As the success of the cochlear implantation depends on both neuro-plasticity and postoperative therapies, investigating the affect of music therapies in auditory comprehension in conjunction with the therapies’ affect on the brain will be an important step toward understanding the best postoperative procedures. The studies discussed above are the first, small steps toward improvements in treatment of individuals with cochlear implants. 

            The ability to communicate effectively is a vital part of social integration and thus, quality of life.  Cochlear implants provide one step towards helping some hearing impaired individuals communicate with the hearing community.  However, quality of life is still greatly reduced when an individual is unable to express or understand emotional subtext.  In worst possible case, the inability of cochlear implant users to understand prosody could lead to a complete lack of communication, making full social integration extremely difficult. 
In some cases, music therapy is already being used to supplement the natural learning process that occurs after an individual receives a cochlear implant.  However, further research will need to demonstrate its objective value if funding is to be secured in the future.  If preliminary findings suggest music could improve the communicative function of cochlear implant users, further research may be able to develop the understanding of the link between speech and music.  Most importantly, further research may better equip caregivers and therapists to help their clients attain the best possible quality of life.
            If certain pitch contours are associated with specific emotions in each language, could musical training focusing on associating those intervals with each emotion benefit post-operative therapy?
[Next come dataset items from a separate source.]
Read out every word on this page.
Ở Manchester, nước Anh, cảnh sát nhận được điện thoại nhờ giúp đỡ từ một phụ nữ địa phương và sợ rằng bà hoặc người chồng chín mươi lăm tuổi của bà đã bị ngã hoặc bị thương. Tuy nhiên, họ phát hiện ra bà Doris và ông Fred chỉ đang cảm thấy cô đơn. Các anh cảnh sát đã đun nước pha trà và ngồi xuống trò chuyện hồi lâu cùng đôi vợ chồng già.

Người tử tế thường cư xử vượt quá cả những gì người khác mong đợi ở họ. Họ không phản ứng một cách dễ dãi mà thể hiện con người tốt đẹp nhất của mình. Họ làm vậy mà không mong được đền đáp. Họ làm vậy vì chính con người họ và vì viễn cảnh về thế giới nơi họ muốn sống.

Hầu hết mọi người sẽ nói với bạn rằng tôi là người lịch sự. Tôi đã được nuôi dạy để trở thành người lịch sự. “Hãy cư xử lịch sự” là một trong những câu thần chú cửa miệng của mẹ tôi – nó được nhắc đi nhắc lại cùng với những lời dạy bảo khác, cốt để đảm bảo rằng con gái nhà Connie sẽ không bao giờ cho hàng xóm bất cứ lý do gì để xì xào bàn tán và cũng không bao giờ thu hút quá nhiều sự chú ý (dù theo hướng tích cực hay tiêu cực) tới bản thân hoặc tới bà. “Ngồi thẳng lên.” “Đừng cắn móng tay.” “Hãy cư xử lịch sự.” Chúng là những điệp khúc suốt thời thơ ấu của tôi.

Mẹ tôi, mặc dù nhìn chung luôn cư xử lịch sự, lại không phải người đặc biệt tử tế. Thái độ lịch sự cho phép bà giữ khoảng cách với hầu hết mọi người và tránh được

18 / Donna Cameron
Perhaps there are musical genres or composers that innately used those prosodic pitch forms in their music to communicate emotion. Does the use of these forms contribute to how our emotions are affected by music?  Not only would further research in this area benefit cochlear implant users, but it would also provide significant insight for understanding music.  

Works Cited:

MacDonald, Lorna, Taylor Hopyan, and Karen Gordon. "Cochlear Implant Singing Study." The International Symposium on Performance Science Proceedings (2011). Print.

Nakata, Takayuki, Sandra E. Trehub, and Yukihiko Kanda. "Effect of cochlear implants on children's perception and production of speech prosody." Journal of the Acoustical Society of America 131.2 (2010): 1307-14. Web. 13 Nov. 2012.

Peterson, Bjorn, Malene V. Mortensen, Albert Gjedde, and Peter Vusst. "Reestablishing Speech Understanding through Musical Ear Training after Cochlear Implantation: A Study of the Potential Cortical Plasticity in the Brain." The Neurosciences and Music 1169 (2009): 437-40. Web. 13 Nov. 2012. <>.

Torppa, Rivta, Miika Järvenpää , Minna Huotilainen, Andrew Faulkner and Martti Vainio. "Music related speech perception abilities in children with cochlear implant devices; does music involvement affect other auditory domains?" Frontiers Neuroscience Conference Abstract: Tuning the Brain for Music (2009). Web. 13 Nov. 2012. <>.